Embeddings are already extracted from the trained model.


In [None]:
# Embeddings are already available from training
print(f"User embeddings shape: {user_embeddings.shape}")
print(f"Item embeddings shape: {item_embeddings.shape}")


## Step 5: Build K-NN Index


In [None]:
# Build K-NN index for item embeddings
knn_model, idx_to_item = build_knn_index(
    item_embeddings=item_embeddings,
    item_mappings=mappings['item_to_idx'],
    n_neighbors=100
)


## Save Artifacts

Save the trained model artifacts for use in inference:


In [None]:
# Save model artifacts to S3 for Model Registry
s3_client = boto_session.client('s3')
mf_artifacts = {
    'mappings': mappings,
    'user_embeddings': user_embeddings,
    'item_embeddings': item_embeddings,
    'knn_model': knn_model,
    'idx_to_item': idx_to_item
}

# Save to S3
model_artifacts_key = f"mf-model-artifacts/mf_model_artifacts.pkl"
artifacts_buffer = io.BytesIO()
pickle.dump(mf_artifacts, artifacts_buffer)
artifacts_buffer.seek(0)
s3_client.upload_fileobj(artifacts_buffer, config['bucket'], model_artifacts_key)

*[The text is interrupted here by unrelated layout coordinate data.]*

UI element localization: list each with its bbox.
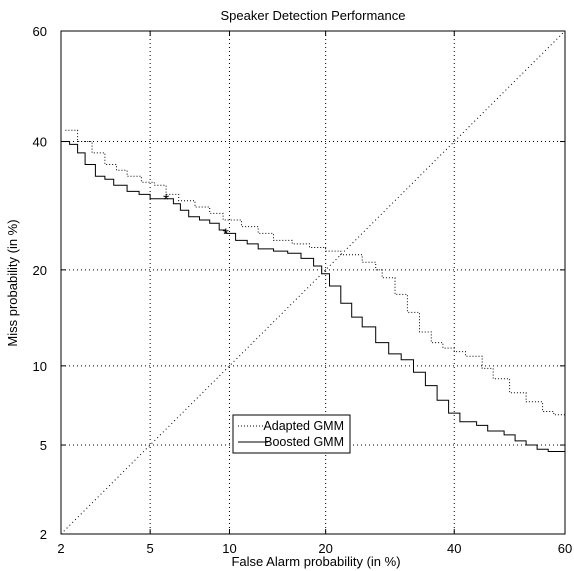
y-tick-label: 2 [40, 527, 47, 542]
series-line-adapted-gmm [65, 129, 566, 420]
series-lines [61, 129, 566, 454]
x-tick-label: 60 [558, 541, 572, 556]
asterisk-marker: * [163, 192, 169, 209]
point-markers: ** [163, 192, 229, 244]
axis-ticks: 2 5 10 20 40 60 2 5 10 20 40 60 [33, 24, 573, 556]
asterisk-marker: * [223, 226, 229, 243]
x-tick-label: 5 [147, 541, 154, 556]
x-axis-label: False Alarm probability (in %) [231, 554, 400, 569]
legend: Adapted GMM Boosted GMM [232, 414, 351, 454]
equal-error-diagonal [60, 30, 566, 535]
y-tick-label: 10 [33, 359, 47, 374]
series-line-boosted-gmm [61, 141, 566, 454]
x-tick-label: 40 [447, 541, 461, 556]
chart-title: Speaker Detection Performance [221, 8, 406, 23]
x-tick-label: 2 [57, 541, 64, 556]
y-tick-label: 40 [33, 135, 47, 150]
grid [60, 30, 566, 535]
x-tick-label: 20 [318, 541, 332, 556]
legend-box [232, 414, 351, 454]
y-tick-label: 60 [33, 24, 47, 39]
legend-label-adapted: Adapted GMM [263, 419, 344, 433]
y-tick-label: 20 [33, 263, 47, 278]
x-tick-label: 10 [222, 541, 236, 556]
plot-frame [60, 30, 566, 535]
y-axis-label: Miss probability (in %) [5, 219, 20, 346]
legend-label-boosted: Boosted GMM [264, 435, 344, 449]
y-tick-label: 5 [40, 438, 47, 453]
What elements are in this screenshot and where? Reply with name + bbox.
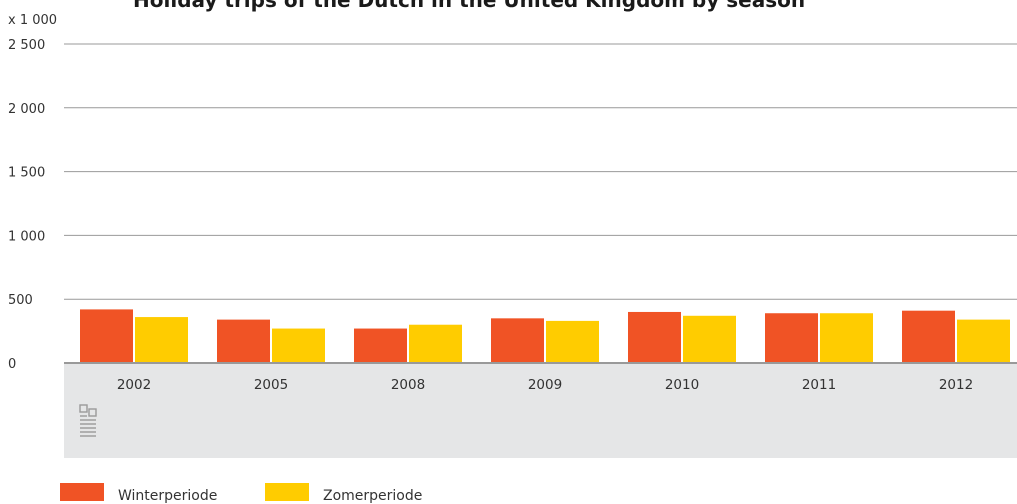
x-tick-label: 2008 (391, 377, 425, 393)
x-tick-label: 2009 (528, 377, 562, 393)
legend-swatch-winterperiode (60, 483, 104, 501)
y-axis-unit-label: x 1 000 (8, 13, 57, 28)
cbs-logo-icon (79, 404, 97, 437)
y-tick-label: 0 (8, 357, 16, 372)
x-tick-label: 2005 (254, 377, 288, 393)
x-tick-label: 2002 (117, 377, 151, 393)
bar-winterperiode-2008 (354, 328, 407, 363)
y-tick-label: 1 500 (8, 166, 45, 181)
bar-zomerperiode-2012 (957, 319, 1010, 363)
bar-zomerperiode-2005 (272, 328, 325, 363)
legend-label-winterperiode: Winterperiode (118, 488, 217, 504)
bar-winterperiode-2005 (217, 319, 270, 363)
bar-zomerperiode-2008 (409, 324, 462, 363)
legend-label-zomerperiode: Zomerperiode (323, 488, 422, 504)
y-tick-label: 2 500 (8, 38, 45, 53)
category-axis-band (64, 364, 1017, 458)
bar-winterperiode-2012 (902, 310, 955, 363)
bar-zomerperiode-2010 (683, 315, 736, 363)
bars (80, 309, 1010, 363)
x-tick-label: 2010 (665, 377, 699, 393)
x-tick-label: 2011 (802, 377, 836, 393)
y-tick-label: 1 000 (8, 229, 45, 244)
legend: Winterperiode Zomerperiode (60, 483, 422, 504)
legend-swatch-zomerperiode (265, 483, 309, 501)
x-tick-label: 2012 (939, 377, 973, 393)
bar-winterperiode-2002 (80, 309, 133, 363)
bar-zomerperiode-2009 (546, 320, 599, 363)
y-tick-label: 2 000 (8, 102, 45, 117)
bar-zomerperiode-2011 (820, 313, 873, 363)
bar-winterperiode-2010 (628, 311, 681, 363)
gridlines (64, 43, 1017, 300)
chart-title: Holiday trips of the Dutch in the United… (133, 0, 805, 12)
y-tick-label: 500 (8, 293, 33, 308)
y-axis-ticks: 0 500 1 000 1 500 2 000 2 500 (8, 38, 45, 372)
x-axis-ticks: 2002 2005 2008 2009 2010 2011 2012 (117, 377, 973, 393)
bar-zomerperiode-2002 (135, 317, 188, 363)
bar-winterperiode-2009 (491, 318, 544, 363)
bar-winterperiode-2011 (765, 313, 818, 363)
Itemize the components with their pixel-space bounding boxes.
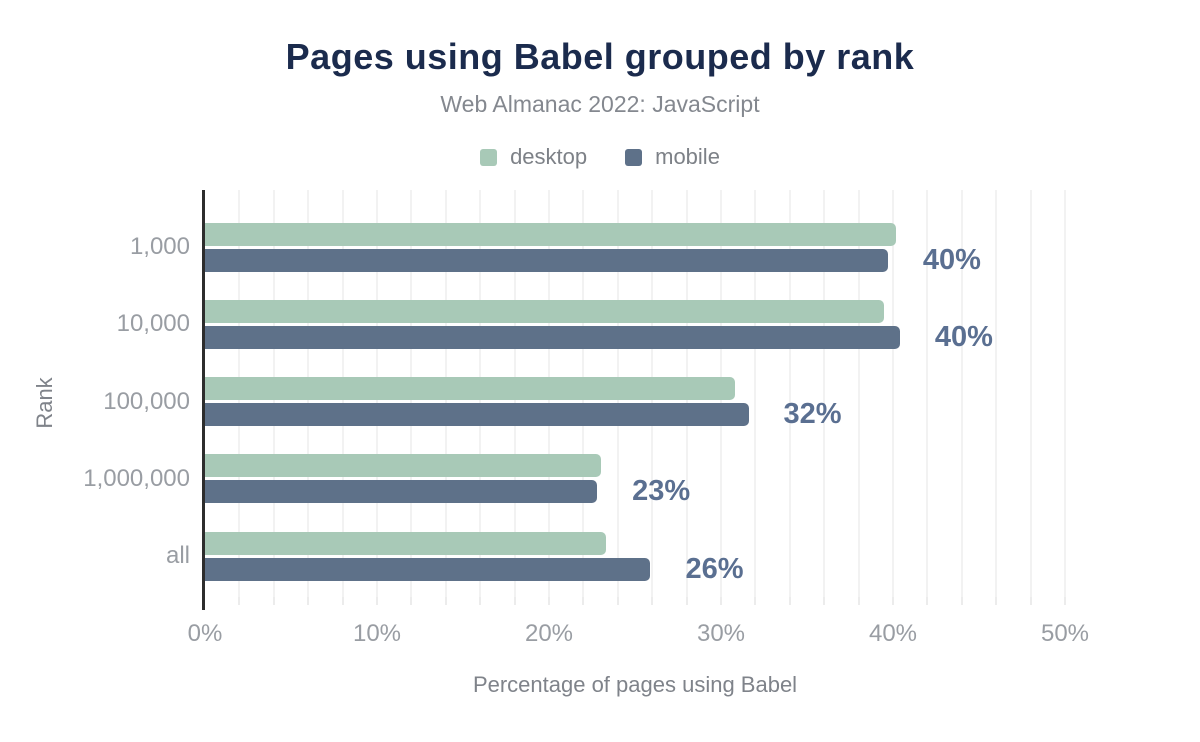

model_artifacts_s3_uri = f"s3://{config['bucket']}/{model_artifacts_key}"
print(f"Model artifacts saved to S3: {model_artifacts_s3_uri}")
print(f"User embeddings shape: {user_embeddings.shape}")
print(f"Item embeddings shape: {item_embeddings.shape}")

## Step 6: Save Model to SageMaker Model Registry


In [None]:
# Save model to SageMaker Model Registry
model_name = "mf-retrieval-model"
model_package_group_name = "mf-retrieval-models"

model_package_arn = save_mf_model_to_registry(
    model_artifacts_s3_uri=model_artifacts_s3_uri,
    model_name=model_name,
    model_package_group_name=model_package_group_name,
    role_arn=config['role_arn'],
    sagemaker_session=sagemaker_session,
    boto_session=boto_session,
    model_description="Matrix Factorization model for candidate retrieval in two-stage recommendation system"
)

print(f"Model registered: {model_package_arn}")

## Step 7: Generate and Store Candidates in DynamoDB


In [None]:
# Load full interactions for excluding already-interacted items
full_interactions_df = pd.read_parquet(
    "s3://recommendation-project-rapid/processed/all_beauty_dataset/",
    engine="pyarrow"
)

# DynamoDB table name (create this table first if it doesn't exist)
dynamodb_table_name = "user-candidates"  # Update with your table name

# Generate and store candidates in DynamoDB
store_candidates_in_dynamodb(
    user_embeddings=user_embeddings,
    item_embeddings=item_embeddings,
    user_mappings=mappings['user_to_idx'],
    idx_to_item=idx_to_item,
    interactions_df=full_interactions_df,
    dynamodb_table_name=dynamodb_table_name,
    boto_session=boto_session,
    k=100,  # Top 100 candidates per user
    batch_size=25  # DynamoDB batch write limit
)